If the strike stretches on for months, as the 1988 strike did, the industry could reportedly lose up to $1 billion. However, the impasse between the scribes and producers will set precedents for both groups beyond its staggering loses, Scherf stated.

“Although the total revenues generated by Internet video services remain a tiny percentage of the overall entertainment industry — particularly paling when compared to current box office receipts, DVD rentals and sales, and current television advertising rates — what is occurring on the Internet today is going to be the face of television and entertainment tomorrow in a much more significant way,” he said.

In the future, Scherf noted, many industry observers see the current television model — one dominated by a linear delivery model — shifting to an on-demand model, where the important measurements are not based on a total audience at 8 p.m. Eastern time, but rather a total audience plus the metrics about who chose to watch a certain streaming advertisement associated with the video.

“So, while the stakes are being battled for today are relatively small, the total TV market revenues of tens of billions of dollars will soon be counted in the same way that Internet streams are today. So, getting the precedent of establishing revenue shares per streams is going to keep the writers involved in revenue streams when much more of the TV experience shifts to an ‘Internet-like’ delivery system,” he added.

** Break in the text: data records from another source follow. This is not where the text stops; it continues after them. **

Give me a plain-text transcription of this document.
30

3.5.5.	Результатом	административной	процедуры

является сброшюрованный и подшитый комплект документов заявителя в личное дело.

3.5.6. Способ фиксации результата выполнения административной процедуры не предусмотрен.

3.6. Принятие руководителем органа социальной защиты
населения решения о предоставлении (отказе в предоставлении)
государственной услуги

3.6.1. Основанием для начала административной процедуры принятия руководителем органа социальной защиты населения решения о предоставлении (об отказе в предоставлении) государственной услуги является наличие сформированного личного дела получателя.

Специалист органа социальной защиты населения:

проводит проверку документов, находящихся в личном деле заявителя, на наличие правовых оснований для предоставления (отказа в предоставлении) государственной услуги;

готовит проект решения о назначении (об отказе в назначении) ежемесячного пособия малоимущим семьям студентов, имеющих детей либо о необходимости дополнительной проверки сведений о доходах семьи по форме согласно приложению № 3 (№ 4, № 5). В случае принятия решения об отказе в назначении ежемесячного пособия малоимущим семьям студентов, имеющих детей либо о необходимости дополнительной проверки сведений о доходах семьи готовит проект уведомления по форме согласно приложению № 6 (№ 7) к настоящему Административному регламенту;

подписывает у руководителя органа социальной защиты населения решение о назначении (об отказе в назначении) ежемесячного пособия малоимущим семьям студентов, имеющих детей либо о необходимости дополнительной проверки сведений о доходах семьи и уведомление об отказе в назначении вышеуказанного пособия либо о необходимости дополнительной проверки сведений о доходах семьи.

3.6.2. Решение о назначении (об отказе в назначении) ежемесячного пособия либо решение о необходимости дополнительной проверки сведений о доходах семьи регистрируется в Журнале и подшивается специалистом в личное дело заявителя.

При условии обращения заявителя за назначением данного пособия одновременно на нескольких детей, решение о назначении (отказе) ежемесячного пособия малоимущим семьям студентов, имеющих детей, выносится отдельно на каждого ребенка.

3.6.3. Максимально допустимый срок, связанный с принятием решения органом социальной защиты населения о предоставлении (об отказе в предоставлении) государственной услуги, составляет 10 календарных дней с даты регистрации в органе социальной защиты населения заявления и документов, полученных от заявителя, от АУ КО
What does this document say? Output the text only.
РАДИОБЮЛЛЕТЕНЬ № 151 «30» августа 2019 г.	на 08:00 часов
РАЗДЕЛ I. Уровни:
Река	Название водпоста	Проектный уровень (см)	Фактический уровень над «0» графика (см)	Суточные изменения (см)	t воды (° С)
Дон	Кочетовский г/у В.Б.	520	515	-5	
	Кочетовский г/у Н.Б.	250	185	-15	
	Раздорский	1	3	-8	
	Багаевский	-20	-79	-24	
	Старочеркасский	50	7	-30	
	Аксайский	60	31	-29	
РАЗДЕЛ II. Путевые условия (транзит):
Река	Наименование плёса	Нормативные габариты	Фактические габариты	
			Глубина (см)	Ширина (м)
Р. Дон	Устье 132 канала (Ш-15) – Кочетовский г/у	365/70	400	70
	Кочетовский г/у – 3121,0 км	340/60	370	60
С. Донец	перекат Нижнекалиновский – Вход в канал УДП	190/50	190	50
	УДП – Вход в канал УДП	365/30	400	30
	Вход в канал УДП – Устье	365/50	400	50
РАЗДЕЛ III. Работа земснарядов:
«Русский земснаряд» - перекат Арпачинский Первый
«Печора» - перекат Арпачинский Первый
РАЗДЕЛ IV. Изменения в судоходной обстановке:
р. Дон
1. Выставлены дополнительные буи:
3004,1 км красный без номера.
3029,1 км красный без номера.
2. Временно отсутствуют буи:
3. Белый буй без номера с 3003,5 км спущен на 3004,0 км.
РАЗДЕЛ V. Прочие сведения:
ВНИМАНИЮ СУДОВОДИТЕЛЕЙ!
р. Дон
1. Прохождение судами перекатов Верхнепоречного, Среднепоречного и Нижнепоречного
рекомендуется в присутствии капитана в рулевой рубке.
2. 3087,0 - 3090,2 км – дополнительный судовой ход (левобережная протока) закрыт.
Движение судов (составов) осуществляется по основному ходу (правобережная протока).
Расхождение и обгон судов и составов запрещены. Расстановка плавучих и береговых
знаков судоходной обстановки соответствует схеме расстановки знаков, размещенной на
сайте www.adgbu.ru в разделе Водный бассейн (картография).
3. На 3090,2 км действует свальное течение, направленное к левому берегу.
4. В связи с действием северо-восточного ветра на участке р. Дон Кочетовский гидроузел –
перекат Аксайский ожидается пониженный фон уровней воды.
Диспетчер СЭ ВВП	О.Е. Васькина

The principal question for Scherf, however, is whether the eventual agreement will be based on a long-term outlook for the TV industry or just a stop-gap measure.

“A long-term solution is going to take into account the importance of all residuals, including those coming from on-demand, downloaded, streamed and ad-supported revenue streams. It’s going to serve as a precedent for the way the TV industry moves forward in the digital age,” he said.

Viewers, however, will also play a significant role in the negotiations, Dowdell noted.

“The biggest factor here is, what do the masses say? Do the masses rally behind the studios — which is not normally the case — or do they rally behind the writers? The Writer’s Guild has to be careful not to be perceived as every other union out there.”

That will pull the rug out from under the WGA and make it ineffectual as an organization, he said.